The campaign was inescapably personal. Robnett, who had worked for the prosecutor’s office from 1994 to 2012, was running against her former boss. She supported his first campaign. Lindquist, 59, appointed her as his chief criminal deputy after taking office. She left in 2012, dissatisfied with his leadership.
She faced another steep obstacle when the campaign began: a fundraising deficit. Lindquist, raising money for the past three years, already had banked $105,000 when Robnett announced her candidacy. Her tally: zero.
Over the next nine months, the picture flipped. Robnett outraised Lindquist, outspent him, and according to her supporters, outworked him. The latest campaign-finance records from the state Public Disclosure Commission, updated Tuesday morning, reveal the numbers: Robnett raised $287,771 to Lindquist’s $227,079.
On the campaign trail, Lindquist, a Democrat, repeated his campaign message like a metronome, touting his efforts to keep the community safe and citing various crime-fighting initiatives within his office.
He racked up endorsements from scores of local elected officials, including Tacoma Mayor Victoria Woodards, and the biggest catch of all, Gov. Jay Inslee.
Robnett, who ran as a nonpartisan, countered with a disciplined message of her own: “Crime isn’t partisan, and justice shouldn’t be political.” She hammered on the turbulence surrounding Lindquist and emphasized her experience as a professional prosecutor.
She also made inroads with local Democratic and Republican organizations, showing unexpected strength.
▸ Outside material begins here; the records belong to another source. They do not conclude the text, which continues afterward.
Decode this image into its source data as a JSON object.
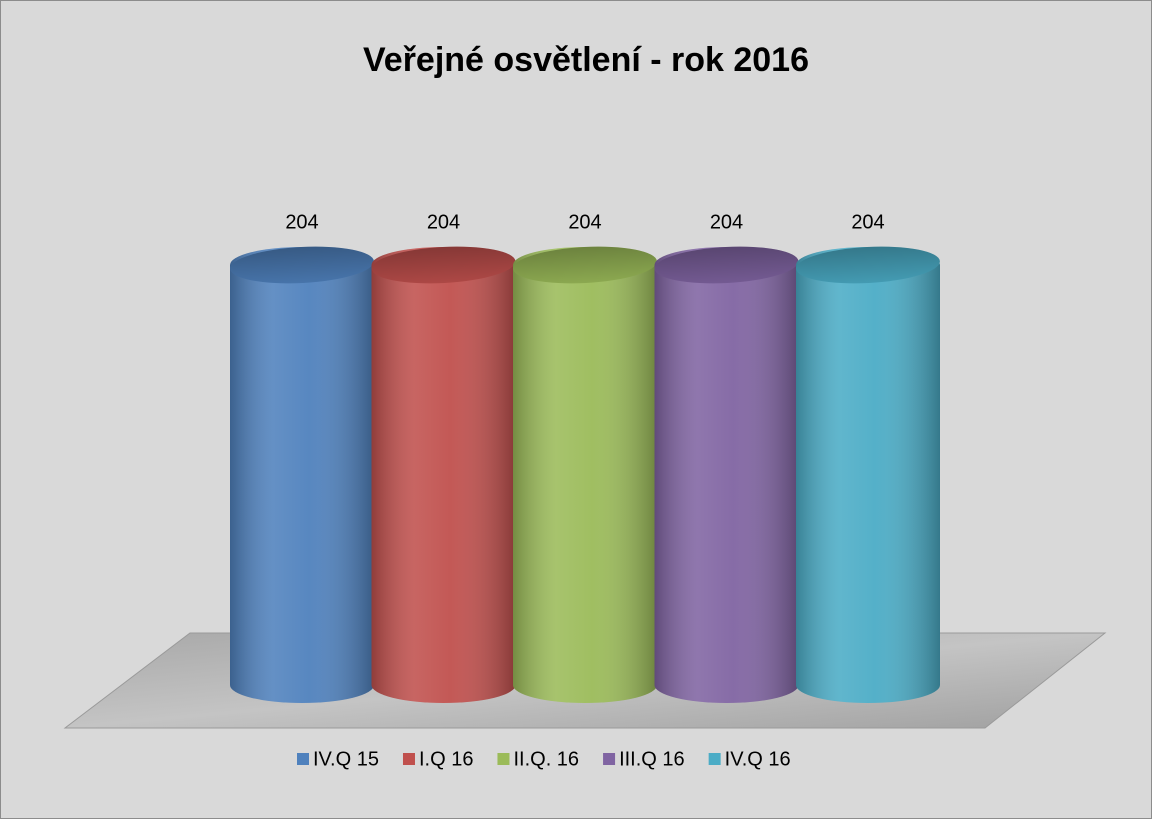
{
  "chart_data": {
    "type": "cylinder",
    "title": "Veřejné osvětlení - rok 2016",
    "series": [
      {
        "name": "IV.Q 15",
        "color": "#4f81bd",
        "values": [
          204
        ]
      },
      {
        "name": "I.Q 16",
        "color": "#c0504d",
        "values": [
          204
        ]
      },
      {
        "name": "II.Q. 16",
        "color": "#9bbb59",
        "values": [
          204
        ]
      },
      {
        "name": "III.Q 16",
        "color": "#8064a2",
        "values": [
          204
        ]
      },
      {
        "name": "IV.Q 16",
        "color": "#4bacc6",
        "values": [
          204
        ]
      }
    ],
    "legend": "bottom"
  }
}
She scored prominent bipartisan endorsements of her own: Democrat Pat McCarthy, the former county executive and current state auditor; Republican Bruce Dammeier, the current county executive, and Republican Rob McKenna, former state attorney general.
While Lindquist emphasized political endorsements from local elected officials, Robnett underlined backing from the legal and law enforcement communities: the professionals who work most closely with the prosecutor’s office. Police unions in Tacoma and Pierce County backed her, as did retired judges, current and former prosecutors, and local defense attorneys.
The defeat ends Lindquist’s term, but not his troubles. He still faces a disciplinary hearing before the Washington State Bar Association that could lead to sanctions including the suspension of his license to practice law.
The hearing, set to begin Dec. 10, hinges on professional ethics. Lindquist is accused of violating the rules of professional conduct for prosecutors by endangering the appearance of a fair trial. In the midst of a 2016 murder trial, he appeared on the Nancy Grace legal talk show and commented on the defendant’s guilt.
So far, county taxpayers have spent $62,000 to underwrite Lindquist’s defense. He’s approaching a statutory cap set by county council members, who recently rebuffed his request for more.